Sandfire Resources will soon commence construction of a $40 million solar power plant at the Degrussa Copper mine in Western Australia.
The miner has executed a final Power Purchase Agreement with juwi Renewable Energy, which will develop and operate the project.
Sandfire has benefited from the $20.9 million worth of funding from the Australian Renewable Energy Agency (ARENA), and along with most of the remaining balance contributed by French facility owner Neoen, Sandfire will contribute less than $1 million to the project.
The project comprises a 10.6MW solar array of 34,080 panels, covering an area of 20 hectares.

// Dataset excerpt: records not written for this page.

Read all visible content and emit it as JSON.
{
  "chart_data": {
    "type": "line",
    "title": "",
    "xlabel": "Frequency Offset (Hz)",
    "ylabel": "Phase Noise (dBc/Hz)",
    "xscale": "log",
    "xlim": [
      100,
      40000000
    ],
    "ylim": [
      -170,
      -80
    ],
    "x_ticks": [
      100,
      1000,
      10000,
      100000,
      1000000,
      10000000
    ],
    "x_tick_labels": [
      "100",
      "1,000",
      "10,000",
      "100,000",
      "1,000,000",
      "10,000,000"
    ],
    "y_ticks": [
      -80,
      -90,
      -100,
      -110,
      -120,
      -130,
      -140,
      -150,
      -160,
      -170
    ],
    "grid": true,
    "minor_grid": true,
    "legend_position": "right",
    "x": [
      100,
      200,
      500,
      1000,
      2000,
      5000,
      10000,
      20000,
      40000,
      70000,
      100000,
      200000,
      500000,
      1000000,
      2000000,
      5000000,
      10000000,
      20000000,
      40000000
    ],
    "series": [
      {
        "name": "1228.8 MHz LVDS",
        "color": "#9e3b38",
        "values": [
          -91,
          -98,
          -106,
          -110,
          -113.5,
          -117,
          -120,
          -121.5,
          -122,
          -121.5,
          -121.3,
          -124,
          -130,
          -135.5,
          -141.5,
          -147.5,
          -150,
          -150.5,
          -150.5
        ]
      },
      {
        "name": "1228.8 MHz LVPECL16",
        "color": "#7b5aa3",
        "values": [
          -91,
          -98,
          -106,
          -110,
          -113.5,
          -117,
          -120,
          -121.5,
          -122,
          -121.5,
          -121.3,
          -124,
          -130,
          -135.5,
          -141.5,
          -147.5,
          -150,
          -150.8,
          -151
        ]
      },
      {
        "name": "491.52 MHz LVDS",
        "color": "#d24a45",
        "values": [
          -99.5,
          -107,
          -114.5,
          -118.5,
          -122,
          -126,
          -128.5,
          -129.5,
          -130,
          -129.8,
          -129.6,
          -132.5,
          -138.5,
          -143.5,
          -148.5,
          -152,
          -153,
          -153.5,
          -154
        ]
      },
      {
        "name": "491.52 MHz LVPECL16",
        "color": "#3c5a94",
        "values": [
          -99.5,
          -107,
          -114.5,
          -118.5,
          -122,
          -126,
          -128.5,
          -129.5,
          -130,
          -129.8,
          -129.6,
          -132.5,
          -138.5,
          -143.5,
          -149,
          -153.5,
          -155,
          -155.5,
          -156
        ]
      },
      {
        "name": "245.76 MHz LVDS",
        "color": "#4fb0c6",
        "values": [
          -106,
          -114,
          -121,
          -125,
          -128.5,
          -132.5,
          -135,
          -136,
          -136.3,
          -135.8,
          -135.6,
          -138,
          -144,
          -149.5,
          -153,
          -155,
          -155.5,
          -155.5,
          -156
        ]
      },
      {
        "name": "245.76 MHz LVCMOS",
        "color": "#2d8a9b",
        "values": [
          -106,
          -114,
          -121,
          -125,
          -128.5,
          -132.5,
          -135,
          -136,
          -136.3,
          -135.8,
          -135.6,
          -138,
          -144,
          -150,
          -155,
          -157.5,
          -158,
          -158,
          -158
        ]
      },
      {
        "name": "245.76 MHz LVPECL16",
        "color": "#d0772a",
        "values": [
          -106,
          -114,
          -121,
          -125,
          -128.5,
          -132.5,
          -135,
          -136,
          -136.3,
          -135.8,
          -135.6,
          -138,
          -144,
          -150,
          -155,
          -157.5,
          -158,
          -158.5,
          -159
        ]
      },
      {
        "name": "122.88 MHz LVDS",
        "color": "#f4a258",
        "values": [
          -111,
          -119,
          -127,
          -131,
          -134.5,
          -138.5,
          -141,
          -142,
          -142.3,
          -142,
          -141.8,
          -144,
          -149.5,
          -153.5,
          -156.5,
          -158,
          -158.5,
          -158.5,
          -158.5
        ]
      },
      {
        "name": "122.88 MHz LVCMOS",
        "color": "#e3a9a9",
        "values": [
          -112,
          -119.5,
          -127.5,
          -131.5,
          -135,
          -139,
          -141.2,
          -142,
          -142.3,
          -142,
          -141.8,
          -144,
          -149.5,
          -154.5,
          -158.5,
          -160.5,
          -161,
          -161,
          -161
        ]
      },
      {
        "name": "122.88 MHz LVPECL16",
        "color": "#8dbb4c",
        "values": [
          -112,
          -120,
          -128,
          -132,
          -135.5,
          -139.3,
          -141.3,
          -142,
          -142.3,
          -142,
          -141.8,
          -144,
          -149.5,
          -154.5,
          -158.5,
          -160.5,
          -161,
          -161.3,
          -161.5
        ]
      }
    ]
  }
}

OTOC Limited has secured the contract for the build, due to commence this month and be completed by the end of 2015.
Sandfire MD Karl Simich said solar power represented an exciting opportunity to participate in a low-risk renewable energy initiative.

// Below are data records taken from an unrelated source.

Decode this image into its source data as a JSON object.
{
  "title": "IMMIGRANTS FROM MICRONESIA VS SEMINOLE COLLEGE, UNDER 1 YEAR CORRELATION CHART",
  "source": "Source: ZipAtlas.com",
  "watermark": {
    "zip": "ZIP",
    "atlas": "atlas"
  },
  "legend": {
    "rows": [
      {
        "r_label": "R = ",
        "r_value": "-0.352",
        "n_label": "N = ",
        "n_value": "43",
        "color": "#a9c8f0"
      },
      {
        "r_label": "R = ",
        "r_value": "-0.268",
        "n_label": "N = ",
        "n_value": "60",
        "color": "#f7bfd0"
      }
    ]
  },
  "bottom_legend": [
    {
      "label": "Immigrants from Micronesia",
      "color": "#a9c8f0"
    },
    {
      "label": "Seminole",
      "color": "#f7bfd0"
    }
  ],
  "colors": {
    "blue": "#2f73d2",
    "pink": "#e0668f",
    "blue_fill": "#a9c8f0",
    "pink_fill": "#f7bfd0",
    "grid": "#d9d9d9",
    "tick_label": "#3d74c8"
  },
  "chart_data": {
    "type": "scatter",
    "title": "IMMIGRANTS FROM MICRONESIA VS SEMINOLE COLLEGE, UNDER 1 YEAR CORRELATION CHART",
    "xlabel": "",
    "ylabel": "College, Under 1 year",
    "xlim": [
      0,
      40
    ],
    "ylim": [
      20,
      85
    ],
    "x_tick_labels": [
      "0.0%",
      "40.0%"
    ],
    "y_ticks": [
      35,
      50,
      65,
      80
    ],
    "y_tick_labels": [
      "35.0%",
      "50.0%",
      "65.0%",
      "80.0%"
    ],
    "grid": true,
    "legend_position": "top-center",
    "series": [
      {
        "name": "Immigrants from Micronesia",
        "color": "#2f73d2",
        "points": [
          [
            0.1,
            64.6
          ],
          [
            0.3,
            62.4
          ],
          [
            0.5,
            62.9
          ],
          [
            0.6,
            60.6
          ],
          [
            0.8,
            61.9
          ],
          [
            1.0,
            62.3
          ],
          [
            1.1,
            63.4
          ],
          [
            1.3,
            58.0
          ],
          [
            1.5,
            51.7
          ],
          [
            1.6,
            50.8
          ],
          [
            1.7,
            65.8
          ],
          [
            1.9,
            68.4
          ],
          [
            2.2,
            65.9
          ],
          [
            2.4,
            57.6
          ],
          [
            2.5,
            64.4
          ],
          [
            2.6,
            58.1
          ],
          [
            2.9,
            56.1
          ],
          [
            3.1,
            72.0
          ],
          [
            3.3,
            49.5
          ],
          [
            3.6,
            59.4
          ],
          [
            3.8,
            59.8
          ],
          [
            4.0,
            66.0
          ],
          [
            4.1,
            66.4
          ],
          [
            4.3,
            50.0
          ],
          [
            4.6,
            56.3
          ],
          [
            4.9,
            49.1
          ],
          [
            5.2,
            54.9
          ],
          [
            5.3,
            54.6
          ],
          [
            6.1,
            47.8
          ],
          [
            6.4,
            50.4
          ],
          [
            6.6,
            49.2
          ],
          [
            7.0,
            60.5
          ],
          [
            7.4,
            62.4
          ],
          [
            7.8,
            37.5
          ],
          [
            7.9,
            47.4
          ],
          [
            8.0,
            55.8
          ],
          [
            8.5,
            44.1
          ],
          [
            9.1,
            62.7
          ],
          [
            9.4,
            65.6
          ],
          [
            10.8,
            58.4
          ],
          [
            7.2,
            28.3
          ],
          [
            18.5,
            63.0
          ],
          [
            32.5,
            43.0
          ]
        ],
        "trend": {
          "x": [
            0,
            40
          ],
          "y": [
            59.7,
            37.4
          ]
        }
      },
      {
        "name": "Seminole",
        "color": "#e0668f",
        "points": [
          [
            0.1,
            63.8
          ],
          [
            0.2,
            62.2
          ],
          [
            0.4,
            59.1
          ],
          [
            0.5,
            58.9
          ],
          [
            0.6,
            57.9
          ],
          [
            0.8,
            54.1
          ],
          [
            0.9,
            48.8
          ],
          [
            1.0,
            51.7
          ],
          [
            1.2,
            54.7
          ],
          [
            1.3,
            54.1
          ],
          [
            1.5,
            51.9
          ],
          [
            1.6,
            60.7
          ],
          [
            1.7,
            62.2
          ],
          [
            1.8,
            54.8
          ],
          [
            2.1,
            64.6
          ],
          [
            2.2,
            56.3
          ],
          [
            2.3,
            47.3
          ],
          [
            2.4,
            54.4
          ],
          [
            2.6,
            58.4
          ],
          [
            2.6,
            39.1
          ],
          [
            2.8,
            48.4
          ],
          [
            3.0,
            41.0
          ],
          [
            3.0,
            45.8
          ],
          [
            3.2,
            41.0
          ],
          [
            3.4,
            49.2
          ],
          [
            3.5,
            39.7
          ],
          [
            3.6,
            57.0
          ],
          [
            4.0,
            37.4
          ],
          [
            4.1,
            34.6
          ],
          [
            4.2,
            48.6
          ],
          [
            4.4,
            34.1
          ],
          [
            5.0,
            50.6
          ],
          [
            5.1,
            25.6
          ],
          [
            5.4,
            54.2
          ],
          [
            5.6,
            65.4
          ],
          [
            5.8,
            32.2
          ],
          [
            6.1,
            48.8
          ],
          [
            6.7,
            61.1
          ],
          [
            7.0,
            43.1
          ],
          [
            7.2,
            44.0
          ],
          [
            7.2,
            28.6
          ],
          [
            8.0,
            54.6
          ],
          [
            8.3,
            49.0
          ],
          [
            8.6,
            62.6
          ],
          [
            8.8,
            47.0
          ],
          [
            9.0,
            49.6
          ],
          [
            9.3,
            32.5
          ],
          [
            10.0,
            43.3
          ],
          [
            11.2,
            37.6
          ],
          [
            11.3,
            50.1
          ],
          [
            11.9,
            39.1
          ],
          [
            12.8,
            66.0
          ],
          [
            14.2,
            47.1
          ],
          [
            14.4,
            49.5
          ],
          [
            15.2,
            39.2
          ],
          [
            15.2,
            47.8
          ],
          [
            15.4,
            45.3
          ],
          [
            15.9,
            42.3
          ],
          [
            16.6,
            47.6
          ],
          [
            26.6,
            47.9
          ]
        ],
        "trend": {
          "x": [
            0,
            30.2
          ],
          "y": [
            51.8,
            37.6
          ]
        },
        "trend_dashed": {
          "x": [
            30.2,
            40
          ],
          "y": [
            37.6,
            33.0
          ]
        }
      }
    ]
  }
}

“The project has the potential to reduce the mine’s diesel consumption and is consistent with our relentless focus on driving down costs,” he said.
“At the same time it will reduce our carbon footprint, make an important contribution towards achieving improved environmental outcomes and potentially helf promote the use of renewable energy in the Australian mining industry.”
Solar and wind projects were recently disapproved for funding by the federal government, which directed ARENA and the Clean Energy Finance Corporation to focus on new technologies.
ARENA CEO Ivor Frischknecht said the Degrussa solar power plant would be a world leading example that could drive further advancements.
“Remote industries in Australia currently rely on 1.2 GW of power from diesel fuel that is prone to price volatility and supply interruptions,” Frischknecht said.
“Renewables are already competitive with fossil fuels in many off-grid applications, offering a strong, secure and reliable alternative to trucked-in diesel.
“ARENA support will help overcome the early-mover costs currently facing renewable mining projects.
Frischknecht also said the DeGrussa project was supported by modelling showing similar projects could be viable without government subsidies in the near future.
“As with all ARENA supported projects, a detailed knowledge sharing plan has been developed to share operational data and information about the risks, diesel savings achieved and strategies to enable higher penetrations of renewables,” he said.